Four unions are demanding the scrapping of tuition fees for all student nurses, which they say have left the nursing workforce with “one arm effectively tied behind its back” during the pandemic.

Europe
Research leaders have welcomed the success of a global fundraising drive for Covid-19 R&D, which has raised $8 billion for work on vaccines, diagnostic tests and therapeutics, and moves to make them accessible and affordable worldwide.

The European Commission’s plan to steer EU member states’ research and innovation on Covid-19 “lacks a clear international dimension”, an influential advisory committee has said.

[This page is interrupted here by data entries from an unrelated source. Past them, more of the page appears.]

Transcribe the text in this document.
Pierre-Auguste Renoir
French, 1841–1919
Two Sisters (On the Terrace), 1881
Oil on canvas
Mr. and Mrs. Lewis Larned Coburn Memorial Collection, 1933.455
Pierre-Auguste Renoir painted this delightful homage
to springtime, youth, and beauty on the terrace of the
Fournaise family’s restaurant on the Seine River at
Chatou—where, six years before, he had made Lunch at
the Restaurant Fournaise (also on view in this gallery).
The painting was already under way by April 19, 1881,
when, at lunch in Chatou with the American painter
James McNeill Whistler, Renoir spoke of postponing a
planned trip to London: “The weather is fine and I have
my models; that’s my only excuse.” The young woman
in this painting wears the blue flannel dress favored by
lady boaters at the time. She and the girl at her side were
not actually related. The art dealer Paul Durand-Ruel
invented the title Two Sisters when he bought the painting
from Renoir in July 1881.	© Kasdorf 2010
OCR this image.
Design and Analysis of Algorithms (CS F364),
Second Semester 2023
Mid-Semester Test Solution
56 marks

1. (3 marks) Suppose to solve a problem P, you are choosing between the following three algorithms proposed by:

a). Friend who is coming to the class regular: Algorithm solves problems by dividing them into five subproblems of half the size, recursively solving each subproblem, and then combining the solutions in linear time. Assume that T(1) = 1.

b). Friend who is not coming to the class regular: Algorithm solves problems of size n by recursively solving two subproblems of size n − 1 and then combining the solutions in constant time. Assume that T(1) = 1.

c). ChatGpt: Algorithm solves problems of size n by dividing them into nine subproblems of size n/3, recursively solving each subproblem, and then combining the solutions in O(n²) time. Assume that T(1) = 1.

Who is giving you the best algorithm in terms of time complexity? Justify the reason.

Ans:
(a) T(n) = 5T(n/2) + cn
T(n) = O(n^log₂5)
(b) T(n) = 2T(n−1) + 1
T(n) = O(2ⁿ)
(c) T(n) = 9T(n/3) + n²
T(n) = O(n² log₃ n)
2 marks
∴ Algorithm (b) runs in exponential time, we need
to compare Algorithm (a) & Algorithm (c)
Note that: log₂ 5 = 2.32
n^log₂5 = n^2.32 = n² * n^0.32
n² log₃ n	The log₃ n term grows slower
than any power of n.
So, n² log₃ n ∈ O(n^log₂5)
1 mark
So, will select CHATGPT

World-renowned Belgian virologist Peter Piot has been appointed special adviser on Covid-19 to the president of the European Commission, Ursula von der Leyen.

The head of the health network of the European Institute of Innovation and Technology has said he is “frustrated” that the EIT has received no additional funding in response to the Covid-19 pandemic, despite a similar EU funder being showered with extra money.

Africa
Some research activities are taking place in locked-down South Africa, with permits offered for essential business on a case-by-case basis. But as the lockdown levels lift it’s unclear what qualifies and when urgent research can start again—and scientists whose work is time-sensitive are getting desperate.

South Africa’s higher education minister has admitted that half the country’s universities might not finish the 2020 academic year.